Younger users may face higher stakes. The U.S. Surgeon General’s advisory on social media and youth mental health warned that social media’s impact on children and adolescents remains a public health concern. The advisory also noted both potential benefits and risks, while calling for more research, stronger safety standards and greater transparency from platforms.

The Mental Cost of Constant News Access

Doomscrolling reflects a central tension of modern media. People want to stay informed, especially during wars, elections, economic instability, public health emergencies and climate-related disasters. But the same tools that deliver information also deliver endless exposure to fear, outrage and uncertainty.

That makes the solution more complicated than simply telling users to log off. News literacy, platform accountability and personal boundaries all matter. Users may benefit from setting time limits, turning off nonessential notifications, avoiding feeds before sleep and choosing specific times for news updates. Newsrooms and platforms also have a role to play by avoiding unnecessary sensationalism, providing context and designing healthier user experiences.

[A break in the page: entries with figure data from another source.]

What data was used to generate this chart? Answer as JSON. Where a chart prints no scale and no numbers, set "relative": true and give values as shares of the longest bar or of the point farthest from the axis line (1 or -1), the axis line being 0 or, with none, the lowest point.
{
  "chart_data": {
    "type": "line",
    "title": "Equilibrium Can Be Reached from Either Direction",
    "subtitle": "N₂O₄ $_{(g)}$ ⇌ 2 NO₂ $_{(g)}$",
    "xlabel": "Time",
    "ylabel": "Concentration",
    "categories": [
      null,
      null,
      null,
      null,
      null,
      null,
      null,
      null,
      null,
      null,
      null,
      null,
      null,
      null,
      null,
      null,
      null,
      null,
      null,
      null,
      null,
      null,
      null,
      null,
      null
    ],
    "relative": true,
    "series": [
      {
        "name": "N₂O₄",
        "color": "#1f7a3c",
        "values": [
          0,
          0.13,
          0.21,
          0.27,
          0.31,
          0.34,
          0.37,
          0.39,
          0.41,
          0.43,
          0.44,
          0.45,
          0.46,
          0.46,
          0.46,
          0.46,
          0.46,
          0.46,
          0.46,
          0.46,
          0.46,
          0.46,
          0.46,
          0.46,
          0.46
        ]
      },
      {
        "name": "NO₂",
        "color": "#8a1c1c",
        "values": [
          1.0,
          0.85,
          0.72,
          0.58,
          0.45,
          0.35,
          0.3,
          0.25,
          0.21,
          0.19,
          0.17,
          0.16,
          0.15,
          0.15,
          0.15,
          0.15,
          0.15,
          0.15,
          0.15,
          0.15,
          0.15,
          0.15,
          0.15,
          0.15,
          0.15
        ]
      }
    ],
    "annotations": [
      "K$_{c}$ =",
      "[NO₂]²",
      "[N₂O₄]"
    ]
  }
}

Businesses, policymakers and media organizations are increasingly treating doomscrolling as part of a larger conversation about the attention economy. The competition for engagement has created powerful systems that can inform, connect and mobilize people, but also overwhelm them.

The growing research base does not suggest that news or social media is inherently harmful. It suggests that the design and use of digital platforms matter. In 2026, doomscrolling is no longer just a joke about bad phone habits. It is a sign of a deeper challenge: how to stay connected to the world without being consumed by the feed.